Screening Log, February 2005
The Passion of Joan of Arc
La Passion de Jeanne d’Arc / France / 1928
Some (more) thoughts on The Passion of Joan of Arc:
- Not that one can quantify or rank such things, but if one could, Falconetti’s performance would surely be the most astonishing in the history of cinema.
- The film is almost Eisensteinian in its cinematography and mise-en-scene, though Dreyer’s film is far less dialectical than Eisenstein’s work, and more expansive as a result.
- Robert Bresson’s The Trial of Joan of Arc lays claim to a similar level of authenticity insofar as it also derives its script directly from the transcript of Jeanne’s trial. Each version functions to illustrate the incommensurability of the figure of Jeanne by contrasting the strictures of the patriarchical language of the Church (as exemplified by the interrogators’ document) with Jeanne’s unassimilable corporeality.

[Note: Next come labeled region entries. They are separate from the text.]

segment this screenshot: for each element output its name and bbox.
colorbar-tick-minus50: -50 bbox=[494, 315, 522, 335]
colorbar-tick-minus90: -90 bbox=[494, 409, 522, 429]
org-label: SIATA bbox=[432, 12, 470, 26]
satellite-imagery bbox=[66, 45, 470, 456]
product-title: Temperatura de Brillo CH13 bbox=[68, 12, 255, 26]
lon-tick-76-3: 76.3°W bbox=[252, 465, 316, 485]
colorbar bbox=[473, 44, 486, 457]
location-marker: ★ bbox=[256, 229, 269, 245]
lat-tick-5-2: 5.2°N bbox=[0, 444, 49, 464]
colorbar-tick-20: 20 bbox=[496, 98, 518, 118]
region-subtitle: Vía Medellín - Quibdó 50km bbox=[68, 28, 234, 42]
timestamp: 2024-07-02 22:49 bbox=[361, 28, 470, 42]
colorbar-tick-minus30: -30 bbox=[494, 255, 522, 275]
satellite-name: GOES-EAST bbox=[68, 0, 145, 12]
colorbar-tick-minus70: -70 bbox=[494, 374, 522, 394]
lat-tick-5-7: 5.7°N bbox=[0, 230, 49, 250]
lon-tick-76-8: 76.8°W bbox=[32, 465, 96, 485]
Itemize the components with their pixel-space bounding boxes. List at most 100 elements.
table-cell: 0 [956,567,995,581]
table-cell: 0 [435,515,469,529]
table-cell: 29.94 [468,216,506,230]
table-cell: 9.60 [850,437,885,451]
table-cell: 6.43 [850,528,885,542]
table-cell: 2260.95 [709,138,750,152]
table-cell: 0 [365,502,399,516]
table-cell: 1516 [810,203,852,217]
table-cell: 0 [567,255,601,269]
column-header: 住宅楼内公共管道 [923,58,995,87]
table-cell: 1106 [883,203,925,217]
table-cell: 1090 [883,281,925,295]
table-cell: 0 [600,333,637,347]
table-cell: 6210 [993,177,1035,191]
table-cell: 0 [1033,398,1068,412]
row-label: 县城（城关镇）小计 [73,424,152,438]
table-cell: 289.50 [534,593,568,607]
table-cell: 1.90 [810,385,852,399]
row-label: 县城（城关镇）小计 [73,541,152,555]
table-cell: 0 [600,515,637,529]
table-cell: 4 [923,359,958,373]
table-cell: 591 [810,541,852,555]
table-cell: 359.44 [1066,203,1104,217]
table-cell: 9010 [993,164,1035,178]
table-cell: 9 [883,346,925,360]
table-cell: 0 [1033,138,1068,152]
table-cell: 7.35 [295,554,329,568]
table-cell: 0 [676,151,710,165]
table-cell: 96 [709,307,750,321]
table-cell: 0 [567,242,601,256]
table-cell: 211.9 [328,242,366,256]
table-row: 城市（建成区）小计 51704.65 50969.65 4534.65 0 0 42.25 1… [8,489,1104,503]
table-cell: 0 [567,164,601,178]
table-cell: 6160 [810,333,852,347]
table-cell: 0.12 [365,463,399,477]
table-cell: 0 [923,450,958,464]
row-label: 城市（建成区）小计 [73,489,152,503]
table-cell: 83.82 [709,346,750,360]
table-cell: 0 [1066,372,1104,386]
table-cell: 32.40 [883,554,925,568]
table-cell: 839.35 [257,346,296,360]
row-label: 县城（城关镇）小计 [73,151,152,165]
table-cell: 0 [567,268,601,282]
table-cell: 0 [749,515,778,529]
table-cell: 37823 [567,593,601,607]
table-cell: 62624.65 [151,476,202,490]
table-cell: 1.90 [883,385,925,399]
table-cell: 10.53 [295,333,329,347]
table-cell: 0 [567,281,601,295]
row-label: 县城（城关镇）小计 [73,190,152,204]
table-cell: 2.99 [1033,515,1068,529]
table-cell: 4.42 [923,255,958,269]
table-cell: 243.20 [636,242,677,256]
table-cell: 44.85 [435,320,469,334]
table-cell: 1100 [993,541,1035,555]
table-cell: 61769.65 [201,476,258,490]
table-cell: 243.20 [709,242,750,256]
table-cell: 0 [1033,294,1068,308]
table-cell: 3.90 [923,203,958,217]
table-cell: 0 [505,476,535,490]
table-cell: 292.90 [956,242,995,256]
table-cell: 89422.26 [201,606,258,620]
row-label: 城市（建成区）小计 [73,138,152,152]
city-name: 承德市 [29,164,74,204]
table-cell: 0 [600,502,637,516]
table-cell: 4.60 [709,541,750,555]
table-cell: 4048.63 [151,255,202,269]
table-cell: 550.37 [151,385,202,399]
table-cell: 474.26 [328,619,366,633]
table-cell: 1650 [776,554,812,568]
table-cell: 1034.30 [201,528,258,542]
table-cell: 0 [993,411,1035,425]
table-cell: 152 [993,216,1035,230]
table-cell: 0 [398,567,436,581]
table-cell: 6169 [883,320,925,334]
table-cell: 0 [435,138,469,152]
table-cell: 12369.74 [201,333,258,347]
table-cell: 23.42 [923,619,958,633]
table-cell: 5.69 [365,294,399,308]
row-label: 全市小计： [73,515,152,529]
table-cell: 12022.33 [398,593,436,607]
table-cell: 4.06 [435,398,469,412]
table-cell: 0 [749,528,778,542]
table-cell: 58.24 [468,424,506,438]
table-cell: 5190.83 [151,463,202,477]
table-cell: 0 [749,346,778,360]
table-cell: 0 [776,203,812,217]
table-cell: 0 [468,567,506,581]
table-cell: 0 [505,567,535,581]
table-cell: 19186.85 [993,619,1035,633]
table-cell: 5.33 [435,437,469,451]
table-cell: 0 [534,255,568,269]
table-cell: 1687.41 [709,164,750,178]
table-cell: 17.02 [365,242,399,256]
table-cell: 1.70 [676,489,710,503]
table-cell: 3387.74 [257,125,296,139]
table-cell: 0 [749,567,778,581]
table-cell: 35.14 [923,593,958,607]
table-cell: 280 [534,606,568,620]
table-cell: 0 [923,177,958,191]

But there are distinctions between Bresson’s and Dreyer’s projects: for Bresson, Jeanne is a “model”, a virtual cipher whose play of surfaces is to be construed or interpreted by both spectator and interrogator; for Dreyer, Jeanne’s interiority is available to us — her very soul is expressed, drawn out, in the sanctifying isolation of the close-up. As the titles suggest, Bresson’s film is concerned with the trial itself, the act of classification (and its slippage); Dreyer’s is concerned with the passion, the suffering. Thus, Dreyer’s film ends with the image of flames rising to heaven with Jeanne’s soul, while Bresson’s concludes meditatively on a pair of birds, witnesses to the execution but wholly unconscious of its human significance.
- Richard Einhorn’s Voices of Light, a score which Criterion added to their DVD, is a fine piece of music, but quite unnecessary and distracting for any viewing of the film. This is really one of those rare silent films ideally viewed without accompaniment of any kind.